Los peces mueren por millares en las aguas en las que se da una carencia de oxígeno, una seria amenaza que, según algunos expertos, es cada vez más común. - SHUTTERSTOCK

En enero de 2019, cientos de miles de cadáveres de animales marinos autóctonos anegaron las costas australianas. Ese mismo mayo, en solo una semana, las olas llevaron a las playas de Noruega 40.000 toneladas de salmones muertos. Cientos de toneladas más fueron contabilizadas también en Escocia, en el mismo mes. En el golfo de México, este tipo de sucesos se ha convertido en un espectáculo habitual. A estas alturas, los expertos ya no necesitan hacerles la autopsia a los especímenes para suponer qué les ha pasado. Casi siempre ocurre lo mismo: los peces, sencillamente, se ahogan por falta de oxígeno. Para poder sobrevivir, la mayoría de las especies acuáticas necesitan respirar este gas disuelto en el agua. Cuando se encuentra en bajas concentraciones –lo que se conoce como hipoxia–, la biodiversidad del enclave se ve mermada. Pero si desaparece por completo –la anoxia–, perece todo bicho viviente. El área se convierte así en una zona muerta. Pero ¿a qué se debe? La razón, como nos explica Jordi Camp, investigador del CSIC en el Instituto de Ciencias del Mar de Barcelona, es el exceso de materia orgánica. Su presencia inicia un proceso en el que acaba consumiéndose el citado oxígeno, hasta agotarlo.

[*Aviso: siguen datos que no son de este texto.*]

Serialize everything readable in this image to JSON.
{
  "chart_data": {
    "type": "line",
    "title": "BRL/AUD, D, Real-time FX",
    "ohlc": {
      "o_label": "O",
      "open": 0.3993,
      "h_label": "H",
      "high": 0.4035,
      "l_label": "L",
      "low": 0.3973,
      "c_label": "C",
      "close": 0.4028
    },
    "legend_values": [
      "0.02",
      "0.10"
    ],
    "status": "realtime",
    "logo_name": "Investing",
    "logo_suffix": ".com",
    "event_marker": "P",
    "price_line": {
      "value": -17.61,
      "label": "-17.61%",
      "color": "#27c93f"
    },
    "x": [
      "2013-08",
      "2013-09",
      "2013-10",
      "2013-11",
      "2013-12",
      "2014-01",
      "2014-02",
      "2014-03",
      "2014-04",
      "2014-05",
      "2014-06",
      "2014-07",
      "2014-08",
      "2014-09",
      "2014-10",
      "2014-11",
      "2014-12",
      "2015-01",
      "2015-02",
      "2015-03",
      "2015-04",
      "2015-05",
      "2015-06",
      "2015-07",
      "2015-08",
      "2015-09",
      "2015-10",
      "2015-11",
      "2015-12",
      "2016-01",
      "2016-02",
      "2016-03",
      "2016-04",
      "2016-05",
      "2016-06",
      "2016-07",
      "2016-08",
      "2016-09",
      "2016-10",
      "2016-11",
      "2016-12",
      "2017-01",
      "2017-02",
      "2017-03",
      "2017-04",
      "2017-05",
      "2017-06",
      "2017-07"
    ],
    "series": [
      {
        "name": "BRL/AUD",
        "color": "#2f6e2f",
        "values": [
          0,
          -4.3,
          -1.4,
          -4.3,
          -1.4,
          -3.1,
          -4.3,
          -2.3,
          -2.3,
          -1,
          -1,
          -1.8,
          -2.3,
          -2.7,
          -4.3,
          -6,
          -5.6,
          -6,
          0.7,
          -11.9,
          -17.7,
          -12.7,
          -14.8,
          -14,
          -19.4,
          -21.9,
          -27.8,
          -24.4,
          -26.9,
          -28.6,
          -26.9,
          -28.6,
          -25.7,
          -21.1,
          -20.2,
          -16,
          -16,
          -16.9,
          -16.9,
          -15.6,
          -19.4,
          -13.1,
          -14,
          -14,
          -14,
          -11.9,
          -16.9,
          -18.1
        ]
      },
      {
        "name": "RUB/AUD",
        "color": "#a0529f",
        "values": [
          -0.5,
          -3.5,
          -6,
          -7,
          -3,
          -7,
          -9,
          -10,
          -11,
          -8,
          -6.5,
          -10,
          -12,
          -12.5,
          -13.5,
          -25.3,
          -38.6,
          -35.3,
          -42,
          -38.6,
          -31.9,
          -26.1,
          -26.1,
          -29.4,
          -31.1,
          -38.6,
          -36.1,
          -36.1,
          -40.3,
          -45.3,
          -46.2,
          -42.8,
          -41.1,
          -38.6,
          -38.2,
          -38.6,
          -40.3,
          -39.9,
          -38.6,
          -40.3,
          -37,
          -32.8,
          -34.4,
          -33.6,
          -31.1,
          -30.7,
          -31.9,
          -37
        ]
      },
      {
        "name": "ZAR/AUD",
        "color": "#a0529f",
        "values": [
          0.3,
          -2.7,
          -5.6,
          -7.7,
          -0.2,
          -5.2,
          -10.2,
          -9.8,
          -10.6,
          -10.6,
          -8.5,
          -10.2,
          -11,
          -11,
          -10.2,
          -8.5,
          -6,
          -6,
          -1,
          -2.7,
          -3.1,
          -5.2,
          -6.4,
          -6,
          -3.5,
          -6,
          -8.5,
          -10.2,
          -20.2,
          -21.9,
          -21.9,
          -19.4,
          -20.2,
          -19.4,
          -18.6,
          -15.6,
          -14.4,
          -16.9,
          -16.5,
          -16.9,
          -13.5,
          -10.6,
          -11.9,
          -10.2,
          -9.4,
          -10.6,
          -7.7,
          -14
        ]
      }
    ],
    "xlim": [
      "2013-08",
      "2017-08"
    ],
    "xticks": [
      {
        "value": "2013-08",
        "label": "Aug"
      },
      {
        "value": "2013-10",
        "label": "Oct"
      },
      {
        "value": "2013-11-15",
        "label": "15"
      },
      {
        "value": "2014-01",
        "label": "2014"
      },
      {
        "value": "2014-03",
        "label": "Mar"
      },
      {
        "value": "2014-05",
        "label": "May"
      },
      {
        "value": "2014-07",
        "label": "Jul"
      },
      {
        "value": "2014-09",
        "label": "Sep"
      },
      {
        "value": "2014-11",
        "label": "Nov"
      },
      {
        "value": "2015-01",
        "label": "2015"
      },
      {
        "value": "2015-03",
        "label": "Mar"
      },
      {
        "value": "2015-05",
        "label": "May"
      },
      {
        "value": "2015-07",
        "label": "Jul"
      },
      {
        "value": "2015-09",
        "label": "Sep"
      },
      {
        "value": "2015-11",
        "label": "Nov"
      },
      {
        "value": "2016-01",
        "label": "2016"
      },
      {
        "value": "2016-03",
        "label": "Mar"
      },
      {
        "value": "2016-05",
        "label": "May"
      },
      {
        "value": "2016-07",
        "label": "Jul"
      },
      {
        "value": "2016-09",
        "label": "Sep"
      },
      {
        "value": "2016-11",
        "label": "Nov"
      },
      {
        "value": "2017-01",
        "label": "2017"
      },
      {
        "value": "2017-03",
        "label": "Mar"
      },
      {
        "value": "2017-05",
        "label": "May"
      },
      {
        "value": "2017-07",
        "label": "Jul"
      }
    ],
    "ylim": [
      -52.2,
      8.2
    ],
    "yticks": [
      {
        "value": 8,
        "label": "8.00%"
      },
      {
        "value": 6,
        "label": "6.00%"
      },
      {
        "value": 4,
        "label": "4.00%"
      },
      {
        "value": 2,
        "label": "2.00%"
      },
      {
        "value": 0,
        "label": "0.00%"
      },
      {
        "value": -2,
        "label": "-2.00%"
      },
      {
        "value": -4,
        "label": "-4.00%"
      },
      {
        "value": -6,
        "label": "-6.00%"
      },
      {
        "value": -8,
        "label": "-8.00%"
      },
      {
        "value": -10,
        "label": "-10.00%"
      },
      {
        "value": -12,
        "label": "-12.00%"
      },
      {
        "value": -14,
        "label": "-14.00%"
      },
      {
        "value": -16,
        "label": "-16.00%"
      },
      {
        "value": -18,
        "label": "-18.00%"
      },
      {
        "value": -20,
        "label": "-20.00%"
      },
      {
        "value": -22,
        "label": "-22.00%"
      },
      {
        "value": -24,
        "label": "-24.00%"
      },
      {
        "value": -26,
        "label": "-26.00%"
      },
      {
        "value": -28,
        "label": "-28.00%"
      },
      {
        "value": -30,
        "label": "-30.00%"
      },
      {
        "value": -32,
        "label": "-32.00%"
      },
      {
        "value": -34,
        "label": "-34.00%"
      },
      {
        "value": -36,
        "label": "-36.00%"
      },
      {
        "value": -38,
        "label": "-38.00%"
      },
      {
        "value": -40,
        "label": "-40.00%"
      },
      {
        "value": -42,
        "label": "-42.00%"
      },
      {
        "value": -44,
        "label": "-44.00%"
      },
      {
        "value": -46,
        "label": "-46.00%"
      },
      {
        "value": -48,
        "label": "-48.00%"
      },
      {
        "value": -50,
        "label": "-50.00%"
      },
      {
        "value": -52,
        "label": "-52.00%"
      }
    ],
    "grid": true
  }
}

Cuando el gas vital se acaba

La eutrofización, como también se denomina a este fenómeno, se ve favorecida por el aporte de nutrientes, especialmente de nitrógeno y fósforo, y en ello tienen mucho que ver las actividades humanas. “El concepto nació hace unas décadas, cuando se detectó algo que pasaba en los grandes lagos europeos. Después de que se vertieran en ellos las aguas residuales de las poblaciones aledañas, el fondo se quedaba sin oxígeno”, apunta Camp.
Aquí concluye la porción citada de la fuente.